The Clery Act has particular requirements about what reporting is required and how crimes are categorized. In April of this year, the US Department of Education adjusted their civil monetary penalties (CMPs) for any penalties assessed after April 20, 2017, and whose associated violations occurred after November 2, 2015. The changes are meant to “provide the 2017 annual inflation adjustments to the initial “catch-up” adjustments” made in August of 2016. Furthermore, fines are now $54,789.
The Clery Act is not all about reporting incidents or statistics. There is much more to it including timely warnings and emergency notifications, and victims rights, opinions, and resources.
However, reporting requirements are an every-day reality for campus security departments. The Clery Act has particular requirements about required reporting and the categorization of crimes committed. A useful resource is the Handbook for Campus Safety and Security Reporting on the Clery Center website which outlines requirements. Consider for example that every institution must:
- Collect, classify and count crime reports and crime statistics.
- Publish an annual security report. This report must contain safety- and security-related policy statements and crime statistics. It must be distributed it to all current students and employees. Schools also must inform prospective students and employees about the availability of the report.
- Submit crime statistics to the Department. Each year in the fall you must participate in a Web-based data collection. This collection is to disclose crime statistics by type, location and year.
- If your institution maintains a campus police or security department, you must keep a daily crime log. This log is of alleged criminal incidents that are open to public inspection.
Data Collection Struggles
Each campus has its standard operating procedure and process around how to report and record safety incidents, and how their information stored. The amount of data, however, can be immense, especially given the need to incorporate data from other parties in your reporting requirements. Due to these requirements, organizations prefer a streamlined and simplified process. It requires fewer manual resources, leads to fewer data errors, and can be customized to meet the needs of your day-to-day operations to cover Clery Act reporting. For many organizations, this means moving from dated technology to a more comprehensive system. However, that move doesn’t have to be daunting or overwhelming.
Using Technology to Do Double Duty
Incident tracking and reporting for your operations can and should be part of your technology reporting to manage your security team. As a result, the process of documenting and dispatching as one continuous workflow makes for more efficient operations and Clery Act reporting.
For example, every reported incident logged into your incident management software with the required geographic information, time, and details for daily log reporting. The log entry triggers a series of automated events that allows your administrative team to initiate appropriate action, including dispatching security. A single system helps you manage your security team as well as collect and report data as needed.

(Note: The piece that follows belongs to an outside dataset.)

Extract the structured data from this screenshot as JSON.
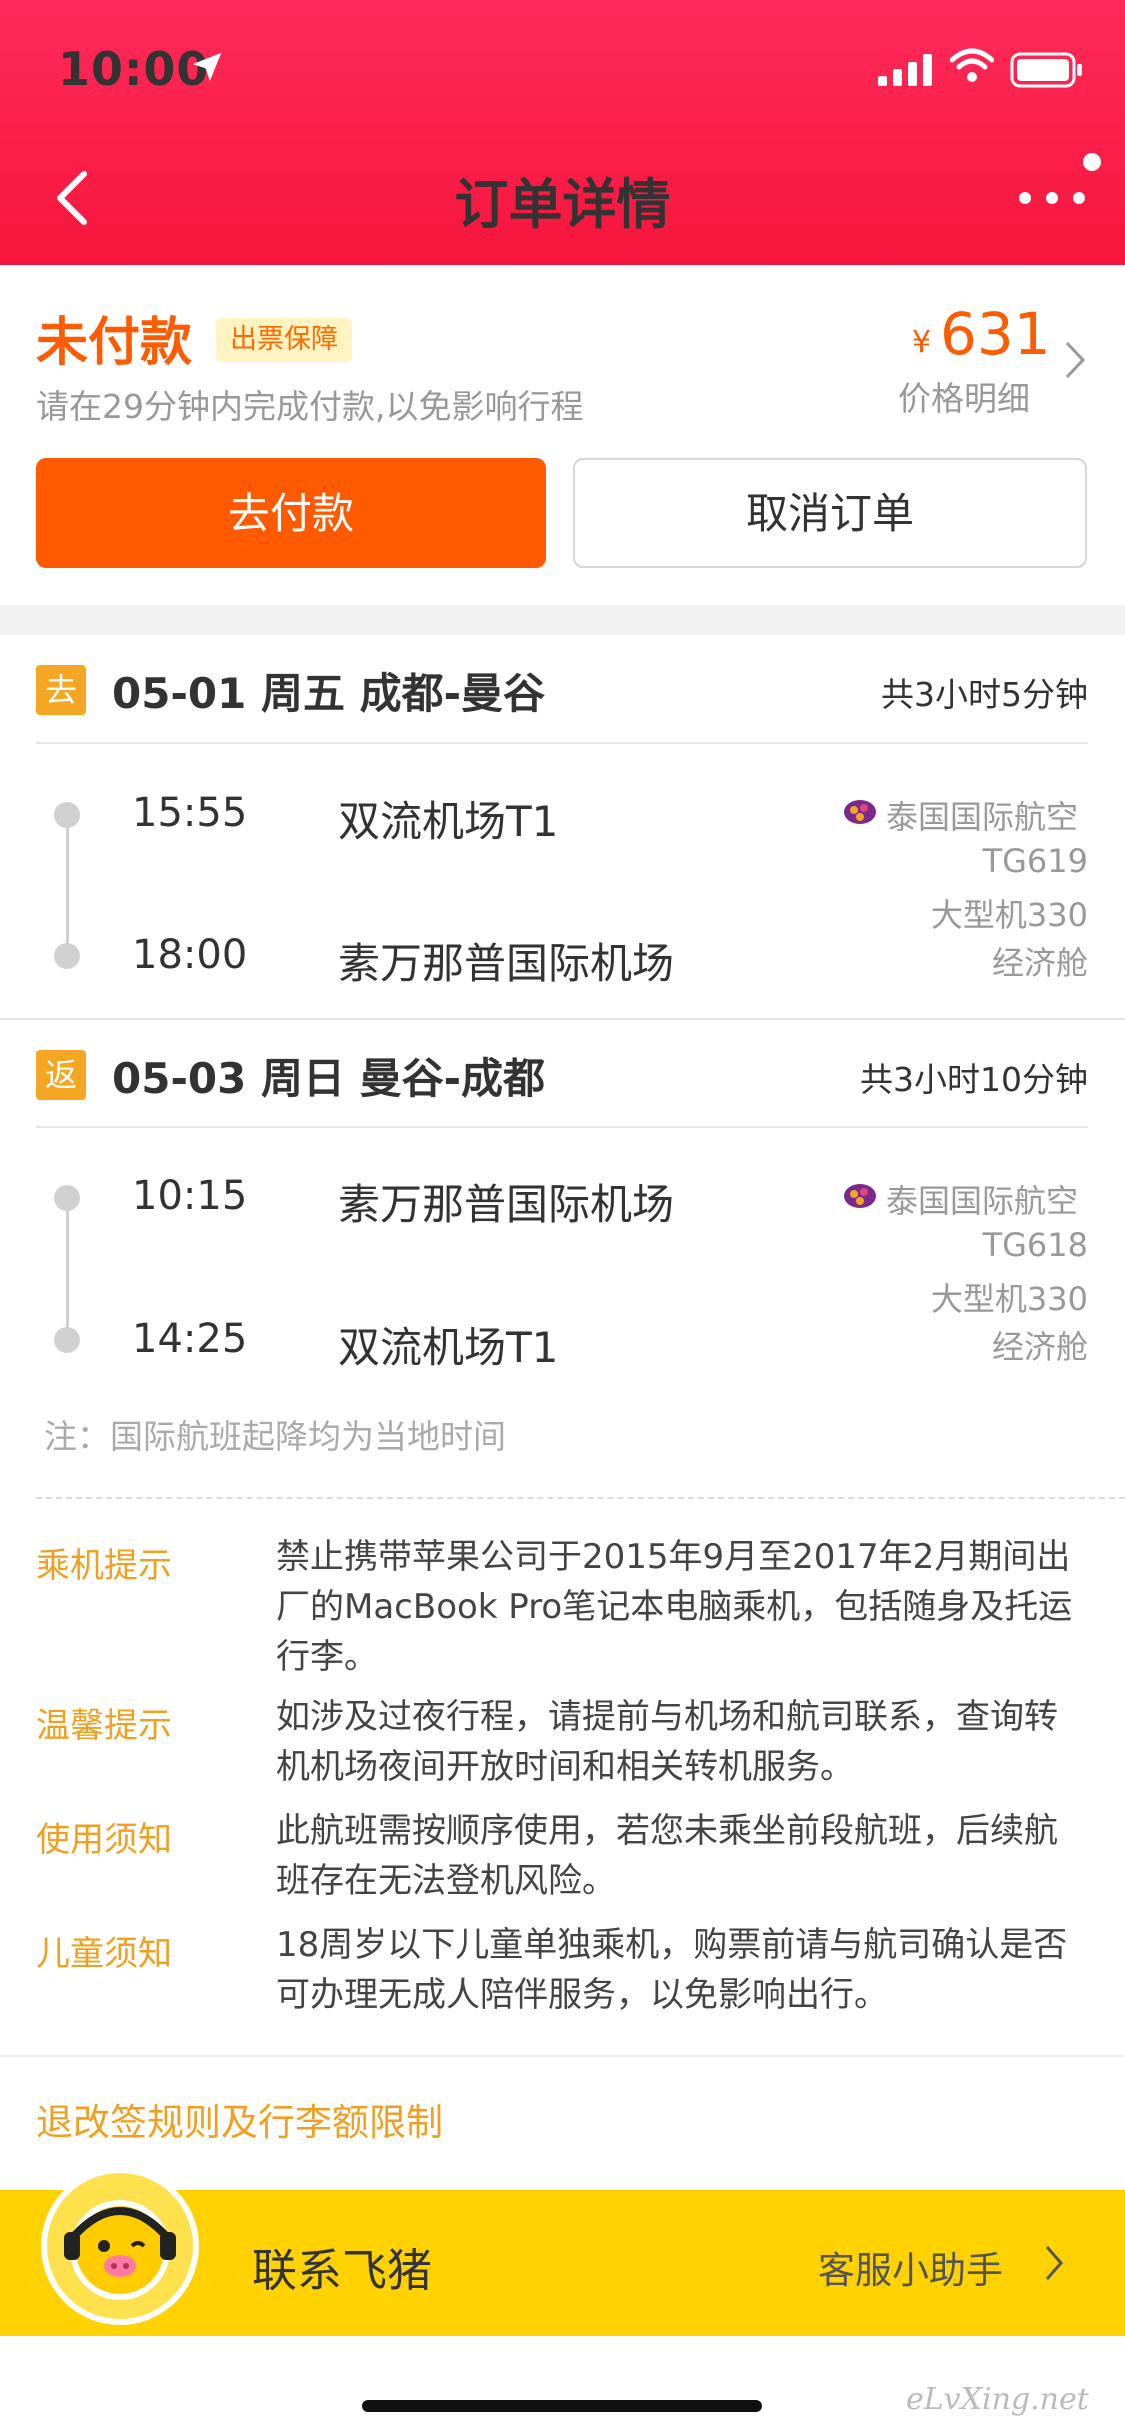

What to Look for in Incident Management Software
Not all incident management software options are the same. Not all of them are suited to every campus or every type of operation. However, you should look for these functionalities to not only help make reporting more manageable, but also to create efficiency in your operations, and quickly see quickly pulled statistics when needed.
Comprehensive Database Features
This goes beyond logging and tracking incidents. You’ll also want an extensive database of vehicles and people of interest to support your team and campus security.
Flexible Custom Reporting
You will want the ability to create custom reporting from your incident management software. Creating custom reports based on criteria you specifically define will be significant.
Being able to prioritize incidents quickly, create notes for dispatch, and track officer activities will be essential. Including the need to dispatch a team following the identification of a vehicle or person of interest.
Visible Incident Tracking and Flagging
Another crucial aspect is visible incident tracking and flagging. Providing an accessible history of a specific incident for team members who require it or for reporting. Flagging lets you create flags for specific categories relevant to your individual needs
Case Load Management
A part of moving to a more comprehensive system includes giving your team a simplified way to manage their casework. Ensuring efficiency should be a priority.
Data and System Security
A system that offers features that prevent any tampering or alteration of information once it’s logged will maintain data integrity. You’ll also want permission levels that provide access information to only the appropriate people.
Cost Effectiveness and Return on Investment
While campus safety is the priority, you don’t need to secure a considerable budget to implement a highly effective incident management solution. Therefore, you can get yourself up and be running for under most RFP thresholds depending on your specific needs.